SAN FRANCISCO -- A new piece of legislation proposed by San Francisco Supervisor David Campos would create a 25-foot "buffer zone" around the city's reproductive health care clinics, thus prohibiting protesters from entering the vicinity.
Campos' bill came as a result of complaints about harassment from patients and staff members at the Planned Parenthood location on Valencia Street in the city's Mission District.
"[For the last few years,] we have had a number of protestors who have not only been protesting, which is their right, but intimidating, harassing and keeping women from going into the clinic," Campos said to The Huffington Post. "They were parking a big truck in front of the entrance...making it difficult to go in or out."
Last year, Planned Parenthood staff worked to install a white-curb loading zone in front of the facility so patients could get in and out with minimal harassment. Even so, protesters were quickly able to skirt the protections by exploiting loopholes in the law or modifying their behavior as soon as authorities showed up.

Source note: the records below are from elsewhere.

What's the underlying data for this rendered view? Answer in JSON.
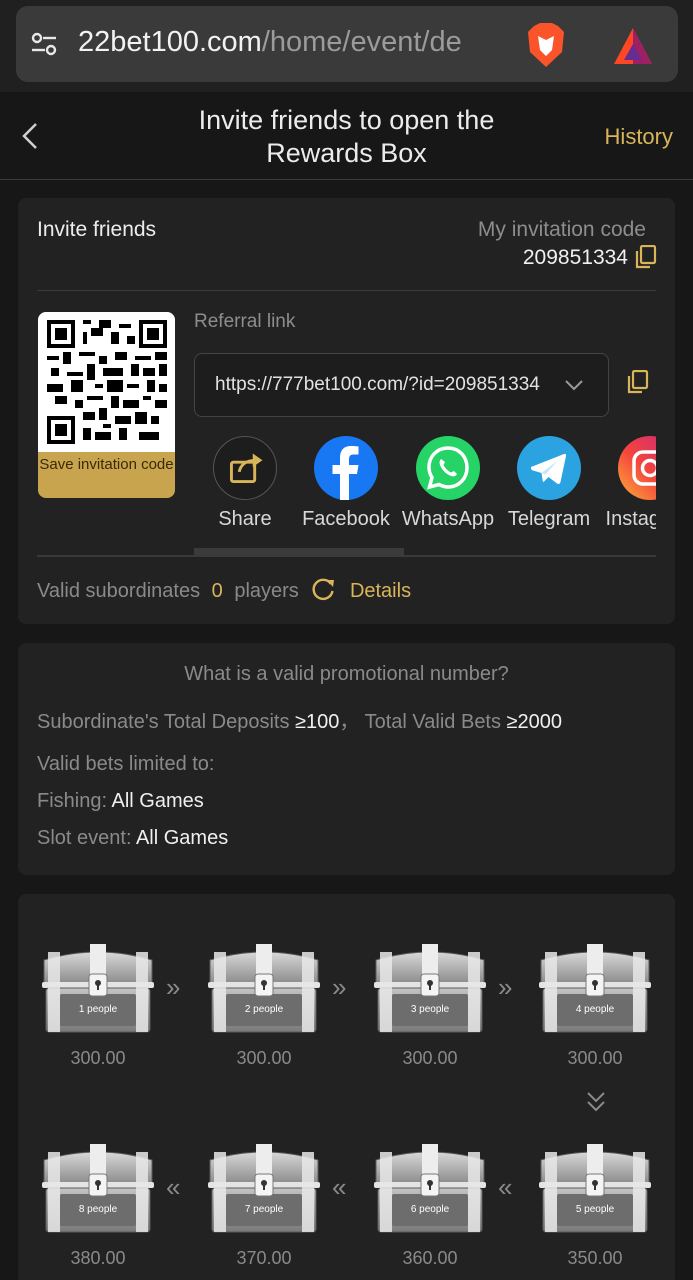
{
  "browser": {
    "domain": "22bet100.com",
    "path": "/home/event/de"
  },
  "header": {
    "title": "Invite friends to open the Rewards Box",
    "history": "History"
  },
  "invite": {
    "title": "Invite friends",
    "code_label": "My invitation code",
    "code_value": "209851334",
    "qr_caption": "Save invitation code",
    "referral_label": "Referral link",
    "referral_value": "https://777bet100.com/?id=209851334"
  },
  "share": [
    {
      "label": "Share",
      "icon": "share-icon"
    },
    {
      "label": "Facebook",
      "icon": "facebook-icon"
    },
    {
      "label": "WhatsApp",
      "icon": "whatsapp-icon"
    },
    {
      "label": "Telegram",
      "icon": "telegram-icon"
    },
    {
      "label": "Instagram",
      "icon": "instagram-icon"
    }
  ],
  "valid": {
    "label": "Valid subordinates",
    "count": "0",
    "unit": "players",
    "details": "Details"
  },
  "rules": {
    "question": "What is a valid promotional number?",
    "deposits_label": "Subordinate's Total Deposits",
    "deposits_value": "≥100",
    "sep": "，",
    "bets_label": "Total Valid Bets",
    "bets_value": "≥2000",
    "limited": "Valid bets limited to:",
    "fishing_label": "Fishing:",
    "fishing_value": "All Games",
    "slot_label": "Slot event:",
    "slot_value": "All Games"
  },
  "chests": [
    {
      "label": "1 people",
      "amount": "300.00"
    },
    {
      "label": "2 people",
      "amount": "300.00"
    },
    {
      "label": "3 people",
      "amount": "300.00"
    },
    {
      "label": "4 people",
      "amount": "300.00"
    },
    {
      "label": "5 people",
      "amount": "350.00"
    },
    {
      "label": "6 people",
      "amount": "360.00"
    },
    {
      "label": "7 people",
      "amount": "370.00"
    },
    {
      "label": "8 people",
      "amount": "380.00"
    }
  ],
  "colors": {
    "accent": "#d9b55a",
    "background": "#171717",
    "card": "#222222"
  }
}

"There's a woman who sits in a wheelchair blocking the loading zone all the time," Planned Parenthood spokesperson Adrienne Verrilli told HuffPost. "There are ordinances out there that protect our clients, but we're coming up empty in how to enforce them. Our clients are coming through the door in tears."
Verrilli hopes Campos' proposal will create a loophole-free space in the front of the building where clients can safely come in and out. Verrilli noted that abortions only count for two percent of the patient visits at the Planned Parenthood clinic in the Mission.
The measure applies to all free-standing health clinics in the city, even those not specifically offering abortion services--although hospitals are excluded. The penalty for encroaching into the buffer zone could stretch up to a $500 fine or three months in jail.
Some of the anti-abortion protesters who frequent the space in front of the Planned Parenthood facility slammed both the law and its sentiment in an interview with the San Francisco Chronicle. "I think it's stupid…there's no harassment whatsoever," said Ron Konopaski. "We're here to help the woman in any way we can and save the baby from being killed."
Campos' bill is modeled on buffer zone legislation that's been enacted in places like Pittsburgh, Oakland and the state of Colorado. A similar law in Massachusetts, which created a 35-foot buffer zone around the state's clinics, has been upheld by a federal appeals court four times in the past dozen years.
Campos said he plans on introducing the legislation during Tuesday's Board of Supervisors meeting.